William Oxley Thompson

 

     In the Peter’s Creek school district of Adams township William Oxley Thompson, son of David G. and Agnes M. (Oxley) Thompson, was born on November 5, 1855.  The father was a veteran of the Civil War; the mother was a woman of strong character and much intelligence.

     Moves to Cambridge.—At the time William O. was born David G. Thompson was engaged in farming, but being a shoemaker, he soon after moved to Cambridge to work at his trade.  Here William O. started to school, his mother being his first teacher.  To assist in the support of the family she taught the primary room of the Cambridge schools, then located in the old Masonic building on North Seventh street.

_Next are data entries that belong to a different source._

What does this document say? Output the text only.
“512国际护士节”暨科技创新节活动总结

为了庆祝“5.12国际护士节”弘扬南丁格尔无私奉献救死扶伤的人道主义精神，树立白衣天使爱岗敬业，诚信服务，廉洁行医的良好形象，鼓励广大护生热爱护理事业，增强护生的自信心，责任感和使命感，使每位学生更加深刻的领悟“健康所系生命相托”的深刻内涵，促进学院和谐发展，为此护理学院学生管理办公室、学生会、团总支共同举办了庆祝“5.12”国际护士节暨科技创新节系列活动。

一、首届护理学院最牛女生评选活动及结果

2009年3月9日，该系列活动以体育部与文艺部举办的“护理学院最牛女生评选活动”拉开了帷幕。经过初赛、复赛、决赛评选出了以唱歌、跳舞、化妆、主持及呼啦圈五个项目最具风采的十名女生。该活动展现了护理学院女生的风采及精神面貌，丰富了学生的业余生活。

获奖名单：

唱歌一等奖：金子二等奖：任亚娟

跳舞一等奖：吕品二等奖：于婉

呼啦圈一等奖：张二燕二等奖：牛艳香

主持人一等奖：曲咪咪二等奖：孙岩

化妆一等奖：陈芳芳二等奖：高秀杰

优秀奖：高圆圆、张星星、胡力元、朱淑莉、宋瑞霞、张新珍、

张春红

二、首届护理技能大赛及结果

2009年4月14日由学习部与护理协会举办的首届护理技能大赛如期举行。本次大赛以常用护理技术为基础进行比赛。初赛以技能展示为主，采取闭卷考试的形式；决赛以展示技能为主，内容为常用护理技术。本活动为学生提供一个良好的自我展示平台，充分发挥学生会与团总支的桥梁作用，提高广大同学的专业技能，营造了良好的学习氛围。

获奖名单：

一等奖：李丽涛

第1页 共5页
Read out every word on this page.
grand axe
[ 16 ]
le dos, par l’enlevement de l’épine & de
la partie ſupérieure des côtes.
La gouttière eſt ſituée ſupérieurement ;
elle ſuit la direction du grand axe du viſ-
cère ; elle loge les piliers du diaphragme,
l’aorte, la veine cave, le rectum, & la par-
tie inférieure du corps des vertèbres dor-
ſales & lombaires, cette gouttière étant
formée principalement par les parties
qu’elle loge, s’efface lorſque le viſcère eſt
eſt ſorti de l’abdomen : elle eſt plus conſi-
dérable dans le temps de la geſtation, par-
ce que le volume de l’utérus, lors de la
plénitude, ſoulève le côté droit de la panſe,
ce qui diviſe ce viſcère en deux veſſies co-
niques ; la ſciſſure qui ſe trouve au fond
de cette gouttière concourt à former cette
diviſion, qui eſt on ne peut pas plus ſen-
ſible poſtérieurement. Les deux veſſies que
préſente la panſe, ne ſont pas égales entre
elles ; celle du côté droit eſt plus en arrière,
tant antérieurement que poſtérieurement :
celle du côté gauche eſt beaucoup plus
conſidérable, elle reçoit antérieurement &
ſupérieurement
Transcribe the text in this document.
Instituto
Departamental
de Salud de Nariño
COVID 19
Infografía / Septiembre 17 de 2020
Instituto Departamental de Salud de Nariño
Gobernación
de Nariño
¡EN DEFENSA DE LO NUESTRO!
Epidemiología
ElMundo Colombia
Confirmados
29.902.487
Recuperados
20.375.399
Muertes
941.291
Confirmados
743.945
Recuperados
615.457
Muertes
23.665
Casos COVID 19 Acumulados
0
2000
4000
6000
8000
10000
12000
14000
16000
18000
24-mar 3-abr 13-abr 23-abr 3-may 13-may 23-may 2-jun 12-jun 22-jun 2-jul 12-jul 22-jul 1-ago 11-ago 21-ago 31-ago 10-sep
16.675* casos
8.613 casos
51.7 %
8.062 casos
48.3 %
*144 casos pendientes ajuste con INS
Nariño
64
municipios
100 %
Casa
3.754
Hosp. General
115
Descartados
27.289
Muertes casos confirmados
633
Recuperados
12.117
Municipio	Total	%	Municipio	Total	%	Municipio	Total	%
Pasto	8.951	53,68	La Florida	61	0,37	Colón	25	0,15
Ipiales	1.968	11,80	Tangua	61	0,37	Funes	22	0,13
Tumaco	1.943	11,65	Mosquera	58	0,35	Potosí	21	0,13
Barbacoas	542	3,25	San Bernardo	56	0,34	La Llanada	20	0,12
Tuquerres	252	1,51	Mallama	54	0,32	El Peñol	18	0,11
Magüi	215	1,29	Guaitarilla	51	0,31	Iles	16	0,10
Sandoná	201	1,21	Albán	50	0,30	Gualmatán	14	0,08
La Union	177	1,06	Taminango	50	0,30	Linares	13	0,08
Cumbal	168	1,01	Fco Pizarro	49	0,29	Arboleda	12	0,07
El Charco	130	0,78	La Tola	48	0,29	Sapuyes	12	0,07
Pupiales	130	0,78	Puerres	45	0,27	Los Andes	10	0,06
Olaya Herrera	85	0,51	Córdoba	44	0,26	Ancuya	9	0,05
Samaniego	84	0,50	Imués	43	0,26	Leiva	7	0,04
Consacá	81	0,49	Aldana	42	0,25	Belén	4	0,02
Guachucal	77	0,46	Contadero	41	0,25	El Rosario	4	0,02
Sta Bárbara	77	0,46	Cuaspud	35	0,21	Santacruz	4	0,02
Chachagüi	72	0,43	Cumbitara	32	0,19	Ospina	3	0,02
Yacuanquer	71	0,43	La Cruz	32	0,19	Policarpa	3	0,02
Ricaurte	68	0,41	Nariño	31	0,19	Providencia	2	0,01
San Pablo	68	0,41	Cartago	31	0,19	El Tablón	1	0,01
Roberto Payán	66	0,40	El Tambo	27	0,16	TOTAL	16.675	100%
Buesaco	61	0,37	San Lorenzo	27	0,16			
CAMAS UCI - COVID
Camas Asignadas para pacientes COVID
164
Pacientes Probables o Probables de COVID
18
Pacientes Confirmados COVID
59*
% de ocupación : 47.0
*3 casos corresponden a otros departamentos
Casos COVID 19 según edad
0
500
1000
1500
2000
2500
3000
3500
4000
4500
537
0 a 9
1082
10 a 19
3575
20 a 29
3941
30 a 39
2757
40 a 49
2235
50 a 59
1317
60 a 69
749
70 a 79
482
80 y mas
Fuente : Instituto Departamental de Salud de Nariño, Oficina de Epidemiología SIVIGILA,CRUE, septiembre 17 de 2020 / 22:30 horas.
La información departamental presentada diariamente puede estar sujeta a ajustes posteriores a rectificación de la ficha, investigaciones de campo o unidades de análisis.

     There eventually came to be ten children in the family, of which William O. was the oldest.  Eager for a higher education, he entered Muskingum College in 1870.  In 1878 he graduated as the honor member of his class.  He worked his way through school in the truest sense of that oft used expression.  Not only could the family not help him, but he helped support the family at the same time he was struggling for an education.  He gave eight years to the completion of a college course that he easily could have finished in four.

     Taught in Oxford Township.—During his eight years of college he would drop out frequently to earn money by which to continue his studies.  He worked as a farm hand at eight dollars a month, and he taught in rural schools. One of the schools in which he taught was known as “No 4” in Oxford township, a mile southwest of Fairview.  Forty years afterwards he visited this little school and donated to it a part of his personal library.  In his honor the name of the school was changed to “Thompson.”  The schools of the township were later consolidated and this building was removed.

     President of Ohio State University.— After graduating from Muskingum College Thompson entered the Western Theological Seminary (a Presbyterian school) at Allegheny, Pennsylvania, from which he graduated in 1882.  After preaching a few years at Odebolt, Iowa, and Longmont, Colorado, he came to Oxford, Ohio, as president of Miami University.  Eight years later (1899) he was chosen president of Ohio State University at Columbus. Here he served until 1925, when he retired of his own accord.  During his administration this institution grew from an enrollment of 1,200 to 12,000 students, thus becoming one of the greatest universities in America.

     Dr. William O. Thompson was a leader in the field of education.  In 1927 he was chosen Moderator of the General Assembly of the Presbyterian Church in the United States.  By the chief executives of both Ohio and the United States he was appointed a number of times to serve on important commissions. His counsel was sought in matters of school, church and state.  The universal regard in which he was held was outstanding.  Contributing to this were several characteristics of the man.

     A Natural Leader.—Dr. Thompson was a natural leader.   He displayed a boundless energy throughout his entire life. He took an active part in many movements, aside from his regular work, that to him seemed designed for the betterment of society. Possessed of a pleasing voice, and sympathetic and frank in conversation, he became a friend to all whose privilege it was to meet him.  His death occurred on December 9, 1933.